I like all the little wisdom-sayings in Luke's Gospel. Today's Gospel reading ends with one of my favorites, the bottom line answer to Peter's question 'Lord, do you mean this parable for us, or for everyone?':

When a man has had a great deal given him, a great deal will be demanded of him.

Through the years I have thought about that quite a bit. I've pretty much felt very blessed, receiving many gifts from God, for most of my adult life. Sure there have been some hard times, and some times I've felt distant from God, but the blessings have far outweighed all that. God has been so good to me, so now what can I do for God?

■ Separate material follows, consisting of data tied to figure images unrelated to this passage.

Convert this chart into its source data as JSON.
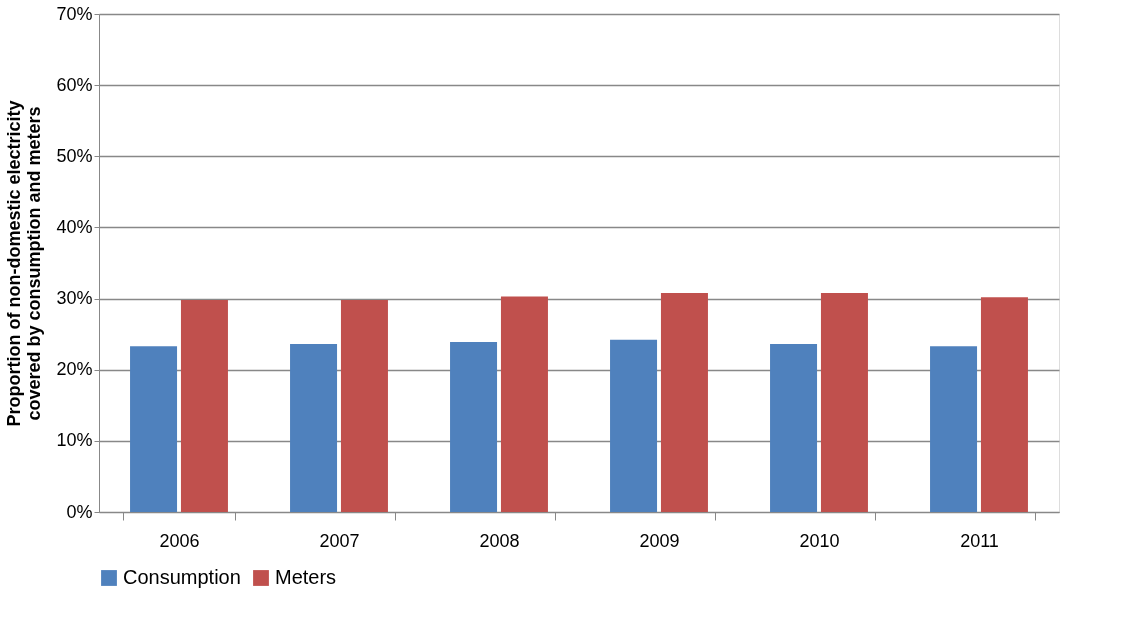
{
  "chart_data": {
    "type": "bar",
    "ylabel": "Proportion of non-domestic electricity\ncovered by consumption and meters",
    "categories": [
      "2006",
      "2007",
      "2008",
      "2009",
      "2010",
      "2011"
    ],
    "series": [
      {
        "name": "Consumption",
        "color": "#4f81bd",
        "values": [
          0.233,
          0.236,
          0.239,
          0.242,
          0.236,
          0.233
        ]
      },
      {
        "name": "Meters",
        "color": "#c0504d",
        "values": [
          0.298,
          0.298,
          0.303,
          0.308,
          0.308,
          0.302
        ]
      }
    ],
    "ylim": [
      0,
      0.7
    ],
    "yticks": [
      {
        "value": 0,
        "label": "0%"
      },
      {
        "value": 0.1,
        "label": "10%"
      },
      {
        "value": 0.2,
        "label": "20%"
      },
      {
        "value": 0.3,
        "label": "30%"
      },
      {
        "value": 0.4,
        "label": "40%"
      },
      {
        "value": 0.5,
        "label": "50%"
      },
      {
        "value": 0.6,
        "label": "60%"
      },
      {
        "value": 0.7,
        "label": "70%"
      }
    ],
    "grid": "y",
    "legend": "bottom"
  }
}
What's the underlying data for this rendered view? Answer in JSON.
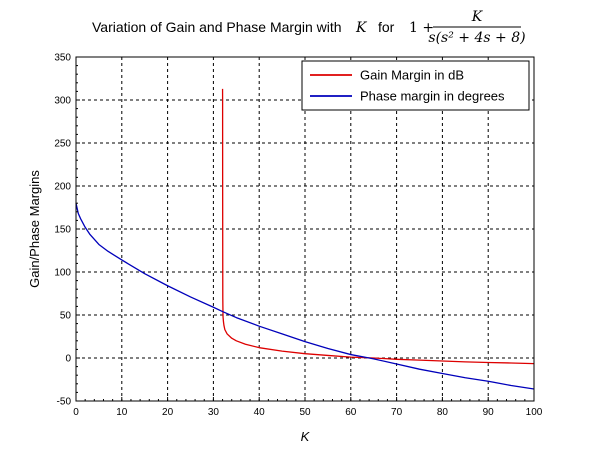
{
  "figure": {
    "title_text": "Variation of Gain and Phase Margin with",
    "title_var": "K",
    "title_for": "for",
    "title_expr_prefix": "1 +",
    "title_frac_num": "K",
    "title_frac_den": "s(s² + 4s + 8)"
  },
  "chart_data": {
    "type": "line",
    "xlabel": "K",
    "ylabel": "Gain/Phase Margins",
    "xlim": [
      0,
      100
    ],
    "ylim": [
      -50,
      350
    ],
    "xticks": [
      "0",
      "10",
      "20",
      "30",
      "40",
      "50",
      "60",
      "70",
      "80",
      "90",
      "100"
    ],
    "yticks": [
      "-50",
      "0",
      "50",
      "100",
      "150",
      "200",
      "250",
      "300",
      "350"
    ],
    "grid": true,
    "legend_position": "top-right",
    "series": [
      {
        "name": "Gain Margin in dB",
        "color": "#dd0000",
        "x": [
          32.0,
          32.01,
          32.02,
          32.05,
          32.1,
          32.2,
          32.3,
          32.5,
          33,
          34,
          35,
          37,
          40,
          45,
          50,
          55,
          60,
          65,
          70,
          75,
          80,
          85,
          90,
          95,
          100
        ],
        "y": [
          313,
          300,
          200,
          70,
          48,
          42,
          38,
          33,
          28,
          23,
          20,
          16,
          12,
          8,
          5,
          3,
          1,
          0,
          -1.5,
          -2.5,
          -3.5,
          -4.5,
          -5.2,
          -5.8,
          -6.5
        ]
      },
      {
        "name": "Phase margin in degrees",
        "color": "#0000bb",
        "x": [
          0,
          0.5,
          1,
          2,
          3,
          5,
          7,
          10,
          15,
          20,
          25,
          30,
          32,
          35,
          40,
          45,
          50,
          55,
          60,
          64,
          65,
          70,
          75,
          80,
          85,
          90,
          95,
          100
        ],
        "y": [
          180,
          168,
          162,
          152,
          144,
          132,
          124,
          114,
          98,
          84,
          71,
          59,
          54,
          47,
          37,
          28,
          19,
          11,
          4,
          0,
          -1,
          -7,
          -13,
          -18,
          -23,
          -27,
          -32,
          -36
        ]
      }
    ]
  }
}
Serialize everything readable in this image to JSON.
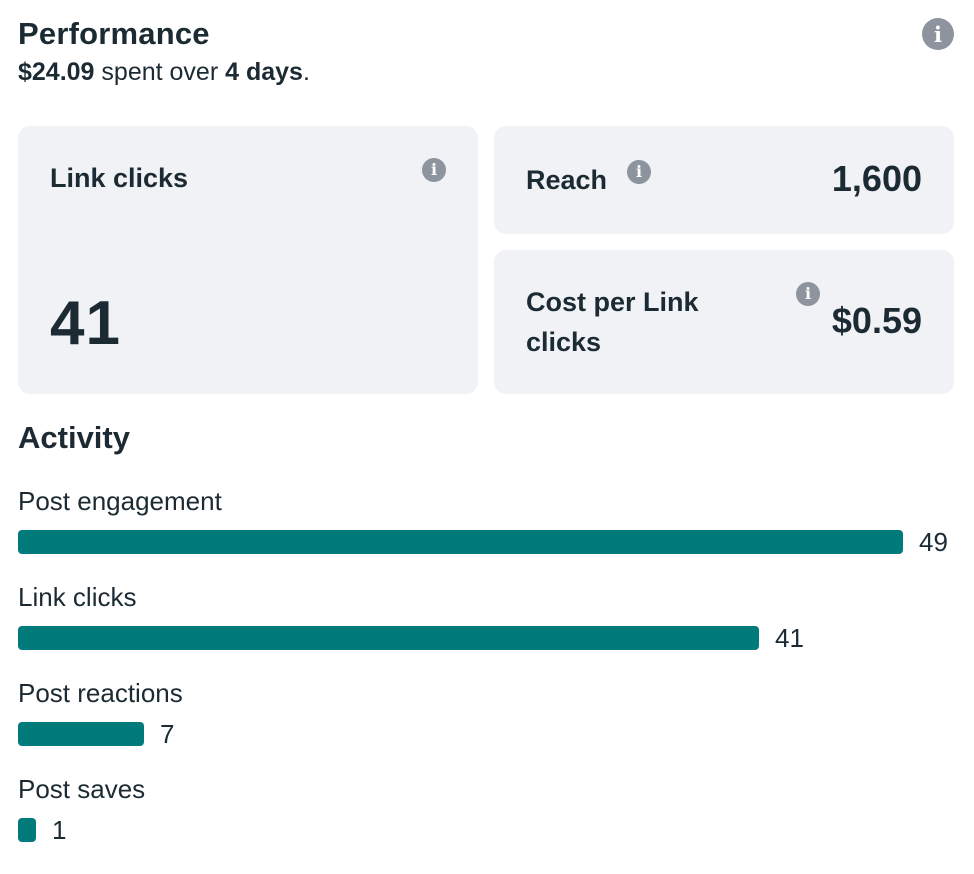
{
  "header": {
    "title": "Performance",
    "spent_amount": "$24.09",
    "spent_text": "spent over",
    "duration": "4 days",
    "period_end": "."
  },
  "cards": {
    "link_clicks": {
      "label": "Link clicks",
      "value": "41"
    },
    "reach": {
      "label": "Reach",
      "value": "1,600"
    },
    "cost_per_link_click": {
      "label": "Cost per Link clicks",
      "value": "$0.59"
    }
  },
  "activity": {
    "title": "Activity",
    "max": 49,
    "rows": [
      {
        "label": "Post engagement",
        "value": 49
      },
      {
        "label": "Link clicks",
        "value": 41
      },
      {
        "label": "Post reactions",
        "value": 7
      },
      {
        "label": "Post saves",
        "value": 1
      }
    ]
  },
  "colors": {
    "bar": "#007a7a",
    "card_bg": "#f0f2f5",
    "info_icon": "#8d949e",
    "text": "#1c2b33"
  },
  "icons": {
    "info": "info-circle-icon"
  }
}
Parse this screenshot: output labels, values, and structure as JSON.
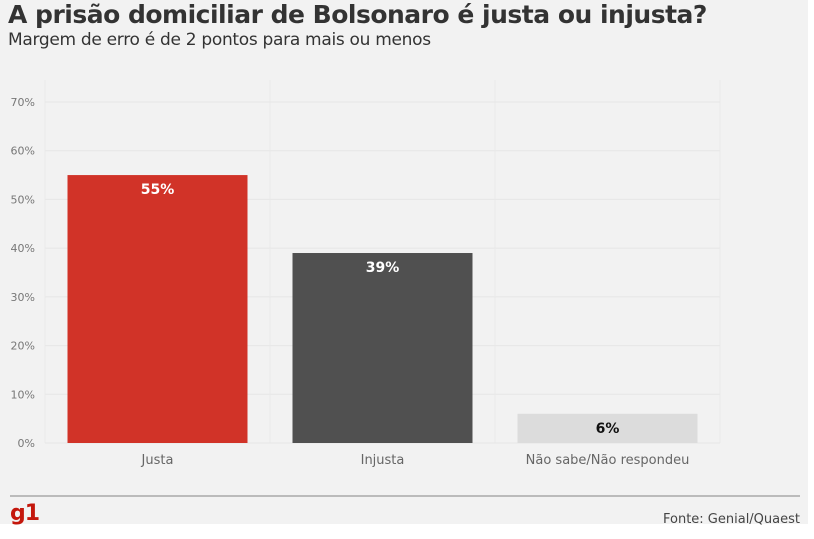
{
  "header": {
    "title": "A prisão domiciliar de Bolsonaro é justa ou injusta?",
    "subtitle": "Margem de erro é de 2 pontos para mais ou menos"
  },
  "footer": {
    "logo": "g1",
    "source": "Fonte: Genial/Quaest"
  },
  "chart_data": {
    "type": "bar",
    "title": "A prisão domiciliar de Bolsonaro é justa ou injusta?",
    "subtitle": "Margem de erro é de 2 pontos para mais ou menos",
    "categories": [
      "Justa",
      "Injusta",
      "Não sabe/Não respondeu"
    ],
    "values": [
      55,
      39,
      6
    ],
    "labels": [
      "55%",
      "39%",
      "6%"
    ],
    "colors": [
      "#d13328",
      "#505050",
      "#dcdcdc"
    ],
    "label_colors": [
      "#ffffff",
      "#ffffff",
      "#111111"
    ],
    "ylim": [
      0,
      70
    ],
    "yticks": [
      "0%",
      "10%",
      "20%",
      "30%",
      "40%",
      "50%",
      "60%",
      "70%"
    ],
    "grid": true,
    "xlabel": "",
    "ylabel": ""
  }
}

That sounds almost silly; after all, God can do anything God wants to do. But I suppose there are a few things I can do. I can be grateful; I can share what I have; I can reflect that grace and those blessings to the rest of the world; I can put all that to work in following God's will for my life. I can use my free will, which is a gift, to choose those things that lead me closer to God. Maybe that's what God is demanding from me, that I use all I am and all that is given to me as tools to advance the Kingdom of God.

So the question of the day is what am I really doing about all this? How am I using these gifts from God to advance God's mission for the world?

August 07, 2007

Parishes

This past weekend we went to a different parish for Mass. My brother's family was visiting us, and since they had to leave early Sunday morning, we went to Mass on Saturday evening. But my parish doesn't have a Saturday Vigil Mass, so we went to the local mega-parish down the road.

I live in the eastern suburbs of Cincinnati, home to a couple of the largest parishes in the archdiocese. As this area went through some explosive growth in the 70's and 80's, these parishes expanded to help meet the need. You could fit five of my parish churches in the one we went to on Saturday. I think there's a certain size beyond which we really start to lose something, some intimacy perhaps. Larger churches make it easier for people to remain more or less anonymous, and that doesn't seem to fit with the idea of 'being church.'

This is one of those parishes where new priests go to train under an experienced one prior to getting their own parish, and the new priest had this Mass. His sermon just didn't hit home with me at all; he read it from paper and it just didn't have any passion or human-touch to it. And he had a deacon working with him. I understand there are certain parts of the Mass that he can say vs. the priest; but all that back-and-forth just doesn't work for me.

The music was good and the liturgy would make the GIRM-groupies happy (i.e. - it was all done technically correct). Everyone knew their places, their roles, their scripts, their timing and it all felt very... stiff.

I know I'm complaining. As I've reflected on this experience for a while I realize how grateful I am for my regular parish and for the Jesuits who are there. And I worry for those who feel stuck and spiritually starved in their parish. I'm fortunate that there are more than a dozen Catholic churches within a 30 minute drive from my house. I have some choice, but many others don't.

Even with some choice, people don't always take it. Sometimes they simply drop out of church. I suppose they figure that if they don't feel fed in their current parish, they won't get that in any other parish either. But not every parish is the same, and no one parish has the only correct or acceptable expression of Catholicism.